UMAT HINDU NTB ARAK 170 OGOH-OGOH

id

     Mataram, 11/3 (Antara) - Umat Hindu di Kota Mataram, Kabupaten Lombok Barat, dan Lomok Tengah, Nusa Tenggara Barat (NTB) mengarak 170 ogoh-ogoh (boneka raksasa dengan wajah menyeramkan) pada pawai menjelang Hari Raya Nyepi, Tahun Baru Saka 1935, Senin.

     Pawai ogoh-ogoh itu digelar Parisada Hindu Dharma Indonesia (PHDI) Kota Mataram, di Jalan Pejanggik, Kota Mataram.

     Selain pria dewasa, kalangan pelajar sekolah dasar hingga menengah juga ikut meramaikan pawai ogoh-ogoh itu.

     Boneka raksasa itu diusung dan diarak yang diwarnai dengan aksi-aksi berputar sebagai bagian dari upaya menyemarakkan tradisi pawai ogoh-ogoh.    

     Ogoh-ogoh dibuat dengan beragam bentuk menyeramkan kira-kira setinggi dua hingga tiga meter dengan menghabiskan dana sekitar Rp1,5 - Rp2 juta/unit dengan waktu pembuatan kurang lebih dua minggu.

     Pelaksanaan pawai ogoh-ogoh itu dalam pengawasan aparat kepolisian yang berjaga-jaga di berbagai lokasi strategis. Berbagai komponen masyarakat memadati setiap lokasi yang dilewati kelompok pengusung ogoh-ogoh.       

     Pemerintah Kota Mataram juga membantu kelancaran dan ketertiban perayaan hari besar umat Hindu itu dengan menerjukan petugas dari Dinas Perhubungan, Komuninasi dan Informasi (Dishubkominfo) Kota Mataram, serta dari Satuan Polisi Pamong Praja (Satpol PP) Kota Mataram.

     Wakil Wali Kota Mataram H Mohan Roliskana, saat melepas pawai ogoh-ogoh itu mengatakan, masyarakat di Kota Mataram cukup heterogen, namun berupaya menjaga persatuan dan kesatuan melalui berbagai sikap toleransi.

     "Kita tahu bahwa warga Mataram selalu berupaya hidup rukun dan damai, dan itu terlihat dalam kehidupan sehari-hari. Mari kita tingkatkan kebersamaan yang berlandaskan persatuan dan kesatuan," ujarnya.
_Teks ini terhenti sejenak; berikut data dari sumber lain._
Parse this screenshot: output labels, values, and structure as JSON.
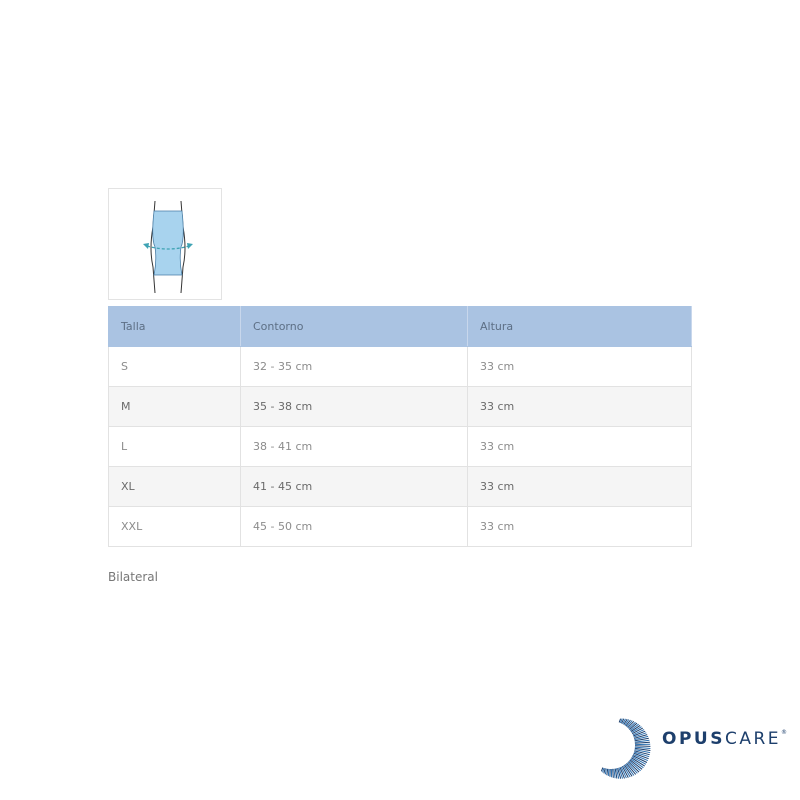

     Sementara itu, Ketua Dewan Ogoh-ogoh Kota Mataram (DOM) I Nyoman Artha Kusuma, mengatakan, tradisi ritual pawai ogoh-ogoh yang dilaksanakan setahun sekali, tepatnya sehari menjelang Hari Raya Nyepi oleh umat Hindu itu bermakna mengusir roh-roh jahat agar tidak mengganggu kehidupan manusia, sekaligus menyeimbangkan bhuwana alit dan bhuwana agung (alam mikrokosmos dan makrokosmos).      "Budaya arak-arakan ogoh-ogoh itu tetap mengutamakan etika, estetika serta tetap mengedepankan nilai-nilai moral, sehingga layak untuk ditampilkan di Kota Mataram, yang memiliki motto maju, religius dan berbudaya," ujarnya.
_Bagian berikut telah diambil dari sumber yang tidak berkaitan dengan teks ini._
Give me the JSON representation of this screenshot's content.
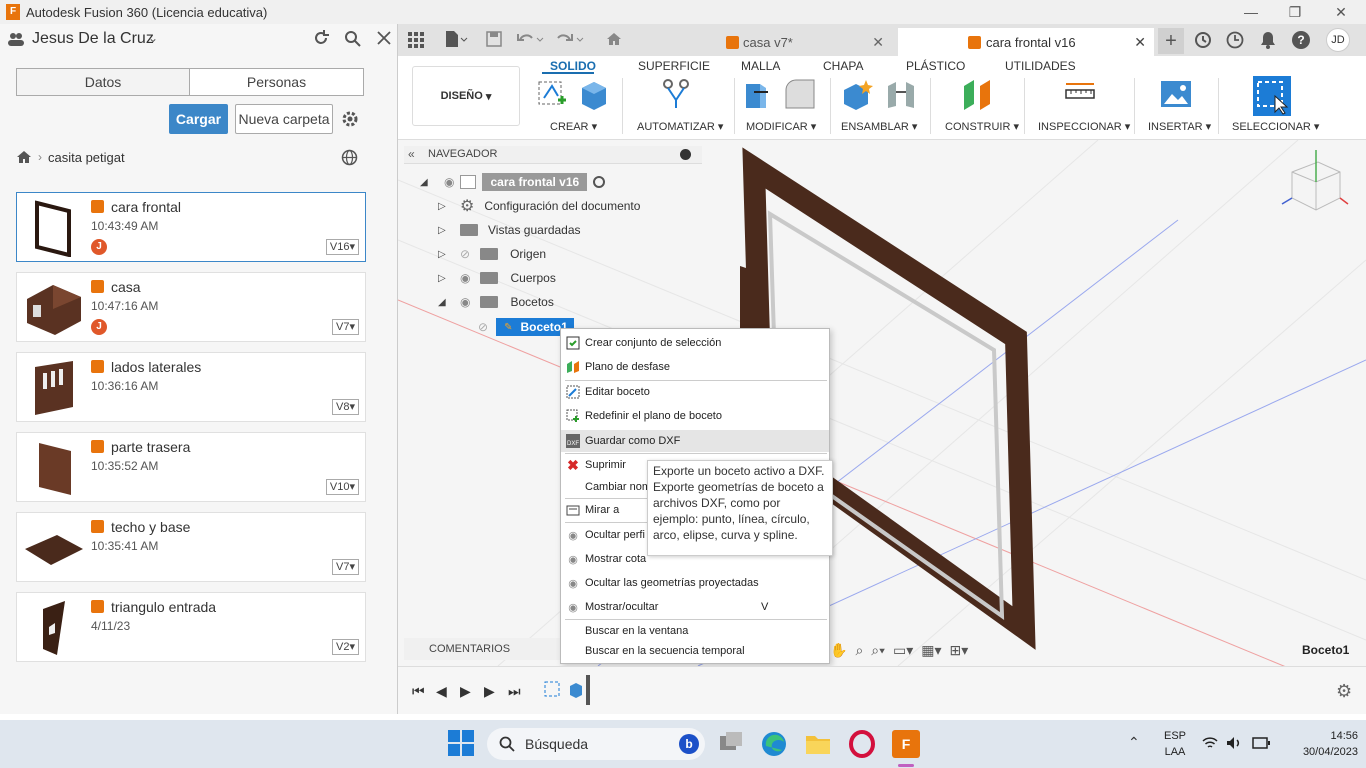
{
  "window": {
    "title": "Autodesk Fusion 360 (Licencia educativa)",
    "controls": [
      "—",
      "❐",
      "✕"
    ]
  },
  "left": {
    "user_name": "Jesus De la Cruz",
    "segments": [
      "Datos",
      "Personas"
    ],
    "upload_label": "Cargar",
    "new_folder_label": "Nueva carpeta",
    "breadcrumb": "casita petigat",
    "files": [
      {
        "name": "cara frontal",
        "time": "10:43:49 AM",
        "version": "V16",
        "avatar": "J"
      },
      {
        "name": "casa",
        "time": "10:47:16 AM",
        "version": "V7",
        "avatar": "J"
      },
      {
        "name": "lados laterales",
        "time": "10:36:16 AM",
        "version": "V8",
        "avatar": ""
      },
      {
        "name": "parte trasera",
        "time": "10:35:52 AM",
        "version": "V10",
        "avatar": ""
      },
      {
        "name": "techo y base",
        "time": "10:35:41 AM",
        "version": "V7",
        "avatar": ""
      },
      {
        "name": "triangulo entrada",
        "time": "4/11/23",
        "version": "V2",
        "avatar": ""
      }
    ]
  },
  "tabs": [
    {
      "label": "casa v7*"
    },
    {
      "label": "cara frontal v16"
    }
  ],
  "ribbon": {
    "mode": "DISEÑO",
    "tabs": [
      "SOLIDO",
      "SUPERFICIE",
      "MALLA",
      "CHAPA",
      "PLÁSTICO",
      "UTILIDADES"
    ],
    "groups": [
      "CREAR",
      "AUTOMATIZAR",
      "MODIFICAR",
      "ENSAMBLAR",
      "CONSTRUIR",
      "INSPECCIONAR",
      "INSERTAR",
      "SELECCIONAR"
    ]
  },
  "navigator": {
    "title": "NAVEGADOR",
    "root": "cara frontal v16",
    "items": [
      "Configuración del documento",
      "Vistas guardadas",
      "Origen",
      "Cuerpos",
      "Bocetos"
    ],
    "selected": "Boceto1"
  },
  "context_menu": {
    "items": [
      "Crear conjunto de selección",
      "Plano de desfase",
      "Editar boceto",
      "Redefinir el plano de boceto",
      "Guardar como DXF",
      "Suprimir",
      "Cambiar nom",
      "Mirar a",
      "Ocultar perfi",
      "Mostrar cota",
      "Ocultar las geometrías proyectadas",
      "Mostrar/ocultar",
      "Buscar en la ventana",
      "Buscar en la secuencia temporal"
    ],
    "shortcut_show_hide": "V"
  },
  "tooltip": "Exporte un boceto activo a DXF. Exporte geometrías de boceto a archivos DXF, como por ejemplo: punto, línea, círculo, arco, elipse, curva y spline.",
  "bottom": {
    "comments": "COMENTARIOS",
    "active_sketch": "Boceto1"
  },
  "taskbar": {
    "search": "Búsqueda",
    "lang": "ESP",
    "layout": "LAA",
    "time": "14:56",
    "date": "30/04/2023"
  },
  "colors": {
    "accent": "#3c87c8",
    "fusion_orange": "#e8740c",
    "wood": "#4a2a1c",
    "selection_blue": "#1c7cd6"
  }
}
     Artha mengingatkan generasi muda agar kegiatan ritual keagamaan itu dapat dimaknai secara baik karena mengandung nilai sakral.

     Namun, ia menekankan bahwa pawai ogoh-ogoh itu bukan hanya dimaknai dari aspek budaya, tetapi juga wahana kebersamaan dengan umat beragama lainnya.
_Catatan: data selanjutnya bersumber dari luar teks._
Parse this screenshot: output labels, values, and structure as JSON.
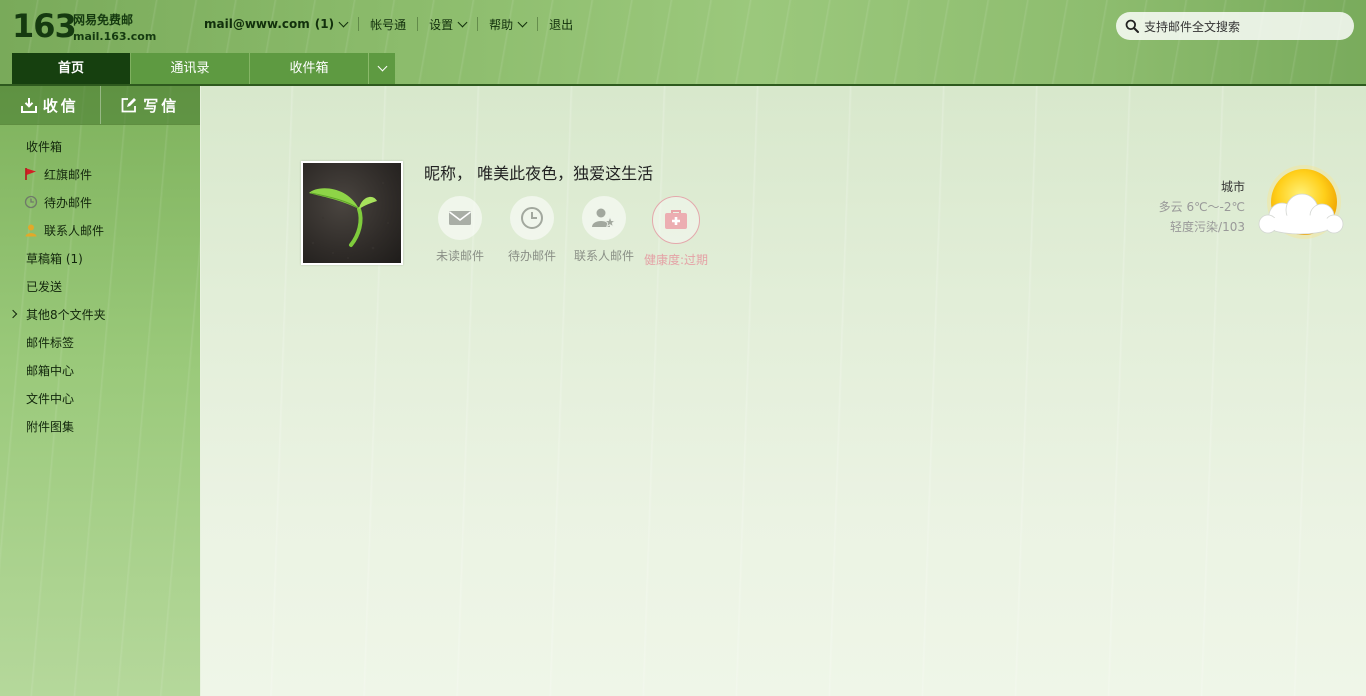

     "Pawai ini dilakukan sebagai bagian dari ritual keagamaan, bukan hanya bermakna budaya semata, sehingga adik-adik generasi muda penerus bangsa harus bersikap sopan, tertib dan selalu menjaga kedamaian sebagai ciri umat Hindu yang mencintai kedamaian," ujarnya.

     Ia menambahkan, pelibatan sebanyak 170 ogoh-ogoh itu dikoordinir oleh 90 orang koordinator dari Kota Mataram, Kabupaten Lombok Barat, dan Lombok Tengah. Jumlah itu lebih banyak dari tahun-tahun sebelumnya. (*)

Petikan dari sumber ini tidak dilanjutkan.